If so, what can I do to prevent damage to my mobo?

Thanx
 
If you cool your system below ambient air temp then yes you will experience condesation. There is an excellent article out on the front of this site showing how to insulate the chip and board. Its in one of the tips articles. However I do not think you will experience condesation unless you start tinkering with TEC's. Those will push the cpu core temp well below ambient. My water cooled abit kt7 800mhz thunderchicken has yet to show condesation and still cools my system 10C cooler than my old pep66t.
 
Hey Tom, do you do anything to chill the fluid in your system? I'm getting ready to put together a w/c system, and I'd like to play around with chillers a bit.
 
Sorry for the late reply, was rolling out to UCF>
Yes i use water wetter. You can get a bottle of it at nearly any autopart store. Its acutally soap and water but I am not sure the mix so do not go thinking you can dump a bar of dial into your tank <grin>
 
I will use normal plain water at first. Will see how it's going. Also my watercooling kit does not have a peltier and a radiator included. Will try the cooling performance without those components first. If necessary I will add the radiator and maybe a peltier later. Anybody using watercooling w/o peltier and radiator too? How is the cooling performance?
 
App,
If you are planning to go with the water cooling without a radiator to cool the water, you might want to have a large enough tank for large amount of water. Small amount of water might not be efficient enough to cool your hot cpu.

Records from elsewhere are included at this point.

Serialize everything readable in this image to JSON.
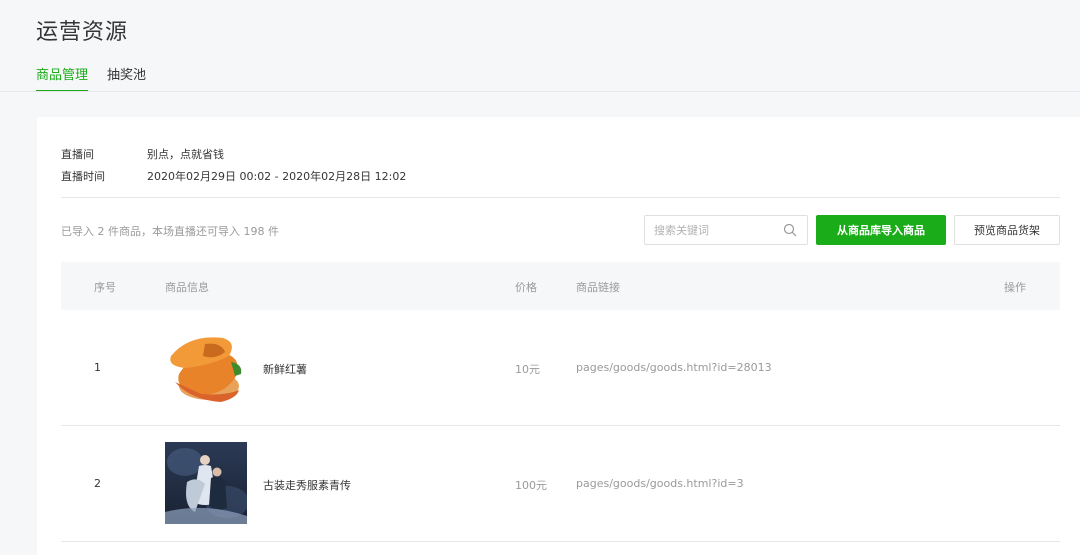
{
  "page": {
    "title": "运营资源"
  },
  "tabs": [
    {
      "label": "商品管理",
      "active": true
    },
    {
      "label": "抽奖池",
      "active": false
    }
  ],
  "info": {
    "room_label": "直播间",
    "room_value": "别点，点就省钱",
    "time_label": "直播时间",
    "time_value": "2020年02月29日 00:02 - 2020年02月28日 12:02"
  },
  "summary": "已导入 2 件商品，本场直播还可导入 198 件",
  "search": {
    "placeholder": "搜索关键词",
    "value": ""
  },
  "buttons": {
    "import_label": "从商品库导入商品",
    "preview_label": "预览商品货架"
  },
  "table": {
    "headers": {
      "no": "序号",
      "info": "商品信息",
      "price": "价格",
      "link": "商品链接",
      "op": "操作"
    },
    "rows": [
      {
        "no": "1",
        "name": "新鲜红薯",
        "price": "10元",
        "link": "pages/goods/goods.html?id=28013",
        "thumb_icon": "sweet-potato-image"
      },
      {
        "no": "2",
        "name": "古装走秀服素青传",
        "price": "100元",
        "link": "pages/goods/goods.html?id=3",
        "thumb_icon": "costume-photo-image"
      }
    ]
  },
  "colors": {
    "accent": "#1aad19",
    "muted": "#9a9a9a",
    "text": "#353535",
    "bg": "#f6f7f9"
  }
}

The cooling ability really depends on the amount of water you have in the tank because the CPU(only heat source) will not be enough to warm the large amount of water(since the water cools itself as well).
So don't even try it without plenty of water ready (like a 2 gallon bucket) or you might just burn your cpu.
 
1
You will not see any condense, cuz you need to cool Air well below ambient before this happens. Since you cannot do this under no circumstances with regular watercooling you are safe.

2
You need something to cool your water, water does not cool it self unless you of course use holy water ;D

A good test setup is an OPEN bucket, since evaporation of water into the Air removes heat away from the remaining water. Actually a two gallon bucket with one small fan blowing at the water surface can easy match any radiator you can find for watercooling. You just have to add water once a week or so.
 
ideal scenarios utilise the following :-

Peltier
Copper waterblock
lagged piping
heat exchanger
high throughput pump
open top reservoir
refrigerant cooleing liquid such as Aspen Temper 40

These are what gotogether to start making the danger of ice and condenasation and speeds in excess of sensibility!!!!!!!!!
 
This post also answers my question, about condensation, but what kind of temp difference can one expect to see, with a water cooled system? I have a duron 700 clocked to 1000, at 1.80 v and using a pep66 with the casing mounted on the bottom-pushing air thru and a 92 mm on the top sucking air thru it runs at 37-41 degress. Can I see low 30s with water cooling-using a rad?